Movie Review: Shame

By Stephen Rebello

The shattering study of despair and sexual addiction in Shame is anything but a cheap turn-on.

Director: Steve McQueen Rating: NC-17 Studio: Fox Searchlight Pictures

No matter what you may have heard about the graphic eroticism and nudity in Shame, this shattering study of despair and sexual addiction is anything but a cheap turn-on. Built around a lacerating centerpiece performance by Michael Fassbender, this ferocious, bleak stunner directed by Steve McQueen (with whom Fassbender earlier made Hunger) is about a successful, thirty-ish, big business New Yorker who in private suffers from an all-consuming, crippling, insatiable need for sex.

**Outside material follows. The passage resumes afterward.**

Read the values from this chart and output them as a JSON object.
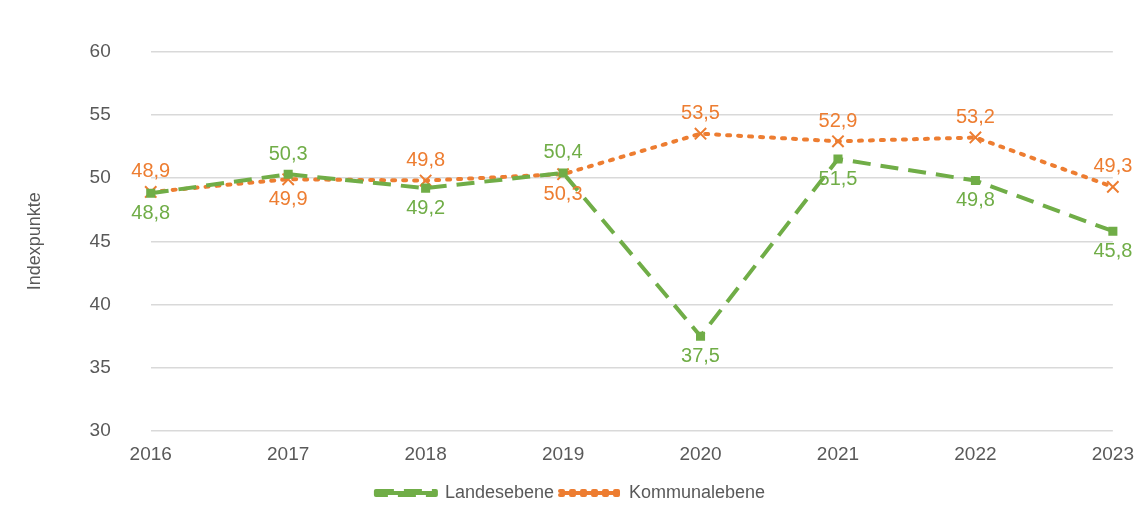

His office and home computers are clogged with porn. Online sex models know him by his first name. Subway rides, a restaurant, a date, a routine day at the office, a night-time jog are subsumed by the constant, desperate, ultimately unfulfilling search for the next sex partner. Shot in tones of cool gray desolation and favoring long, elegant takes, Shame watches noncommittally as Fassbender’s character, a dead-eyed, hollow-cheeked vampiric Casanova, bangs a prostitute against the glass walls of his high-rise apartment. It also dispassionately notes how, during an uneasy date with a lovely, sexy new coworker (Nicole Beharie), he only becomes aroused when he notes her losing interest in him.

In a superb, wordless sequence aboard a commuter train, we see him flirt with and futilely pursue a beautiful woman who shows him her wedding ring. Again, her unavailability only makes him want her more. Well, for a second anyway. What could have become the stuff of black comedy or smutty sex farce instead becomes a stark, sad dissection of one man’s steep descent into hell. As the self-destructive, seductive hero, Fassbender, frequently stark naked emotionally and literally, gets used by writer-director McQueen to perfection.

Fassbender’s fearless performance is the stuff of which awards, nominations and critical raves are made, so long as prudery doesn’t make people go blind. He is well matched by Carey Mulligan as his lost, needy, broken lounge singer sister whose unwelcome intrusion into his obsessive world accelerates their mutual downward spiral. Their scenes together, which hint at a troubled family life, abuse and incest, are hypnotic - as is the movie itself.  Steely, sombre and tough to shake, Shame, is about as bold and brilliant a movie as you’re likely to see this year.